Advertisement

Hz. Muhammed'in hırkası cuma günü 10.00'da Fatih Hırka-i Şerif Camisi'nde düzenlenecek törenle ziyarete açılıyor.

İstanbul Müftüsü Prof. Dr. Mustafa Çağrıcı, Hırka-i Şerif'in Ramazan Bayramı'nın birinci gününe kadar açık kalacağını belirterek, önceki yıllarda ziyaretler esnasında istenmeyen görüntüler oluştuğunu hatırlattı.

''Peygamberimizin huzurunda takınılması gereken tavrı orada da takınalım." diyen Müftü Çağrıcı, "Özellikle de hanımefendilerin burada izdihama sebebiyet vermemelerini rica ediyorum. Daha sakin olsunlar. Orası Peygambere ait hatıranın bulunduğu bir yer. Oraya bir bakıma Peygamberin huzuru gibi geliyoruz. Herkes ilk günlere yığılmasın. Ramazan boyunca nasıl olsa zaman olacaktır.'' yorumunda bulundu.

Hırka-i Şerif'in önceki seneden başlayarak çok önemli bir tamirattan geçtiğini vurgulayan Çağrıcı, ''Hırka-i Şerif tarihi bir bakımdan geçti. Maalesef zaman, her şeyi eskittiği gibi Hırka-i Şerif'i de eskitmişti. Yurt dışından işin uzmanları getirtilmek suretiyle Hırka-i Şerif tamir ettirildi. Çok güzel bir sunum ortamı da hazırlandı. Daha önce bohça içerisinde korunuyorken şimdi ısı ve nem gibi atmosfer ayarları yapılabilen bir camekanın içerisine muhafaza ediliyor'' açıklamasında bulundu.
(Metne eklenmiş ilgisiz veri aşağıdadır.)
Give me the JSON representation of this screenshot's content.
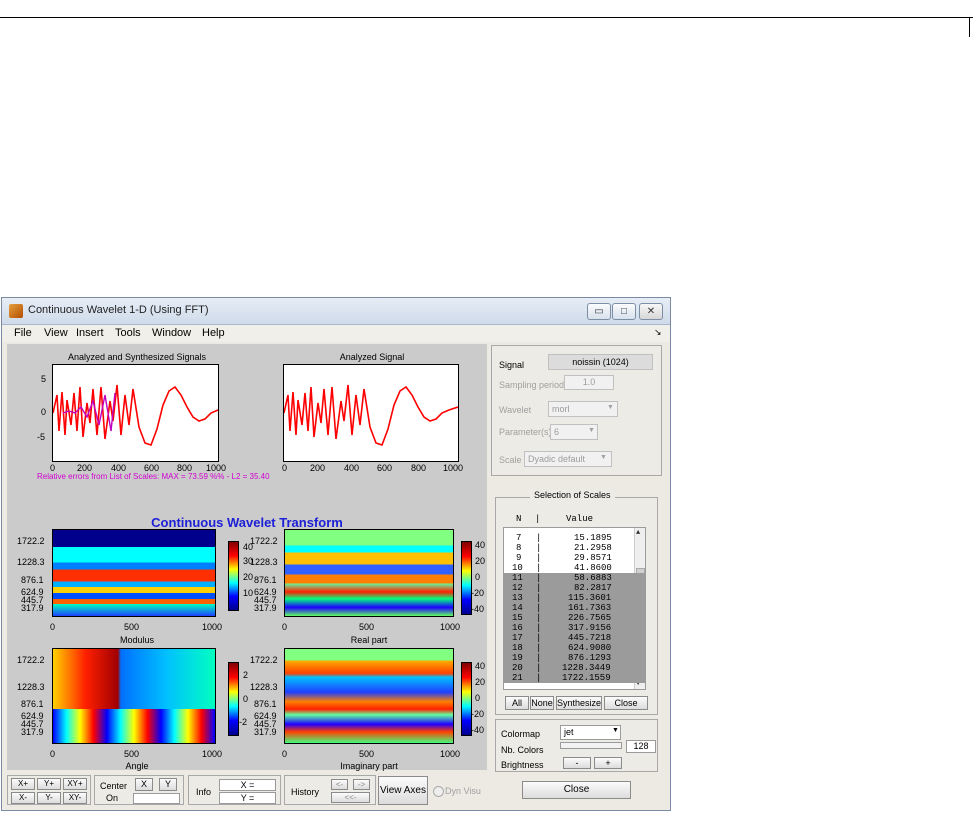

-HIRKA-İ ŞERİF'İN YEMEN'DEN İSTANBUL'A UZANAN YOLCULUĞU

Hırka-i Şerif ve Hırka-i Saadet'in Türkiye'de yaşayan vatandaşlar için çok önemli bir peygamber hatırası olduğunu aktaran Çağrıcı, ''Peygamberimiz Hz. Muhammed'den günümüze 2 hırka gelmiştir. Biri Topkapı Sarayı'nda Hırka-i Saadet Dairesi'nde muhafaza edilen hırkadır. Bir tanesi de önümüzdeki cuma günü vatandaşlarımızın ziyaretine açılacak olan Hırka-i Şerif'tir'' dedi.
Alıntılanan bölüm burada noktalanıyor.